- Country: Malaysia
- State: Sarawak
- Division: Betong

Population (2024)
- • Total: 13,952

= Pusa District =

Map of Pusa District

Pusa is a district, in Betong Division, Sarawak, Malaysia.

==Demographics==
Total population of every areas in Pusa, Sarawak. These population are exactly based on their ethnics in Sarawak.

Pusa is a district that mostly lived by the Malay and Melanau community, since early 1900s. However, there is fewer community from Iban and Chinese.
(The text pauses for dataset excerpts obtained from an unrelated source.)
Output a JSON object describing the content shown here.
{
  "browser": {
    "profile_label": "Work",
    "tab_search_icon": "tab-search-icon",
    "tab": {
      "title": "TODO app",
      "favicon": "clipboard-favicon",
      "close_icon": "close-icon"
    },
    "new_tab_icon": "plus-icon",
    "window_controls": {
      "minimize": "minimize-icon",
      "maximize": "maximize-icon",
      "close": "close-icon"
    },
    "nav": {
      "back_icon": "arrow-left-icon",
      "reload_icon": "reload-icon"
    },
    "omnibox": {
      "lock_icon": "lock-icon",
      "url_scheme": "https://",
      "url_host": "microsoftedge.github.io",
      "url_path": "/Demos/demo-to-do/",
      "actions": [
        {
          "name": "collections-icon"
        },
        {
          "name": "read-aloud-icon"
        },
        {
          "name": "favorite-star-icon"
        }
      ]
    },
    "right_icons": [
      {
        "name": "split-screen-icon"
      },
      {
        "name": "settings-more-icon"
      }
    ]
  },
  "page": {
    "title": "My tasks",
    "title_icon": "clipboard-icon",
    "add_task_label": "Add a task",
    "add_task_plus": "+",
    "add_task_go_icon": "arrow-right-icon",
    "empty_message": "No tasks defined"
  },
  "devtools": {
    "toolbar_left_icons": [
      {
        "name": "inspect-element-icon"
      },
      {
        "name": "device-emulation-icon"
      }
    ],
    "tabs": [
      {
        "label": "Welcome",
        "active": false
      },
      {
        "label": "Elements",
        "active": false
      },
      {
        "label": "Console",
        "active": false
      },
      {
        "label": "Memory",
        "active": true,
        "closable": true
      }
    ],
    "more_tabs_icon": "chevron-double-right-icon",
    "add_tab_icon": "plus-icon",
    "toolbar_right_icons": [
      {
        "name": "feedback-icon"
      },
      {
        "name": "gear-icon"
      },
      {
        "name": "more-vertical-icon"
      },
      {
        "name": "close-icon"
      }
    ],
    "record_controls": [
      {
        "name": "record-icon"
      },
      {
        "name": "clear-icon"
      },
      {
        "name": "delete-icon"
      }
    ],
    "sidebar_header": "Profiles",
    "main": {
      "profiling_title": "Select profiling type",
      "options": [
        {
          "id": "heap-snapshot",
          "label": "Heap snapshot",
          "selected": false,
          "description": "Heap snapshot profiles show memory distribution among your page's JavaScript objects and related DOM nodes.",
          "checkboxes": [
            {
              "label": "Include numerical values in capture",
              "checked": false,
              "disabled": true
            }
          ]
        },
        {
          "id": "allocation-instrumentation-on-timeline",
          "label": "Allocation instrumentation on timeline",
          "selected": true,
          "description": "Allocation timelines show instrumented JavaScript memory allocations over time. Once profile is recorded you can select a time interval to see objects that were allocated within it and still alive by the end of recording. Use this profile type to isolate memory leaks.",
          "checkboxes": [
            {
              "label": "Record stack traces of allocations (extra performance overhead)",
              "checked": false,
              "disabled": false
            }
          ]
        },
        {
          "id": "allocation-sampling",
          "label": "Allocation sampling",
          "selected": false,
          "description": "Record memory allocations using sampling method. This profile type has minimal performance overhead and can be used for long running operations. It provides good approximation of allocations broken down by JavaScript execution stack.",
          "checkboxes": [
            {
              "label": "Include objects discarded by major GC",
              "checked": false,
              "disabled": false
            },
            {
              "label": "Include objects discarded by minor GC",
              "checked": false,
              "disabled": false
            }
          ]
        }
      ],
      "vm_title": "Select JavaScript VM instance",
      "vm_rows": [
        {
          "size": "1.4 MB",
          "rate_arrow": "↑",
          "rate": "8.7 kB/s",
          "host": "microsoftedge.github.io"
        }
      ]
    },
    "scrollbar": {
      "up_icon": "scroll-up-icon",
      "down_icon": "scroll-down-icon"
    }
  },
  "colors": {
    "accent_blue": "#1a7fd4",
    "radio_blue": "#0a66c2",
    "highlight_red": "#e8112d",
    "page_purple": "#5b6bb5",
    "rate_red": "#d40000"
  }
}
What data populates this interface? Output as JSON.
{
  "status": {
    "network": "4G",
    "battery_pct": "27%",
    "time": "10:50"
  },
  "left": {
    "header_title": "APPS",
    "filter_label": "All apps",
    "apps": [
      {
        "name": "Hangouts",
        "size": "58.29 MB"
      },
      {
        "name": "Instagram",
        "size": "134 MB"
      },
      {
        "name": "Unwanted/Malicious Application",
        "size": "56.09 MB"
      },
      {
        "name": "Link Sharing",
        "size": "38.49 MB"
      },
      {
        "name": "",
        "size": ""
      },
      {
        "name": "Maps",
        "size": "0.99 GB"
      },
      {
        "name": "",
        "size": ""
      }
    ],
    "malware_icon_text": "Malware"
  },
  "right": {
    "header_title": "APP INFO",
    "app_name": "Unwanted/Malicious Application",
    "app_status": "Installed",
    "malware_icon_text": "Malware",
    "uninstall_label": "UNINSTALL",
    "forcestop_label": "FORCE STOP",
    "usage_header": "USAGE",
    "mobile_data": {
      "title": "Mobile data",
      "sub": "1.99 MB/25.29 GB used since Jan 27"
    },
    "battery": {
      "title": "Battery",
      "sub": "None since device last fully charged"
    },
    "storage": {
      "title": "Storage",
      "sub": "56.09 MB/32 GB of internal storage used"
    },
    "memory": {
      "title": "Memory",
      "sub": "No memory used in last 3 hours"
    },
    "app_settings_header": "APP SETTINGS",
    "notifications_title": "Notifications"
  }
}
It's because this district is truly famous of "ikan terubok" (Toli shad) and also famous for "gula apong" (palm sugar).

=== Ethnicity ===

| Ethnicity | 2024 |  |
| Pop. | % |
| Malays | 7895 | 56.59% |
| Iban | 192 | 1.38% |
| Bidayuh | 20 | 0.14% |
| Melanau | 5630 | 40.35% |
| Other Bumiputeras | 25 | 0.18% |
| Chinese | 136 | 0.97% |
| Indians | 0 | 0% |
| Others | 0 | 0% |
| Malaysian total | 13898 | 99.61% |
| Non-Malaysian | 54 | 0.39% |
| Total | 13952 | 100.00% |

=== Religions ===
There is no recent census that related about residents population based on religion in Pusa District. However based on the total population in this district, Islam is the majority religion, followed by other minority religions such as Christianity and other Chinese folk religion.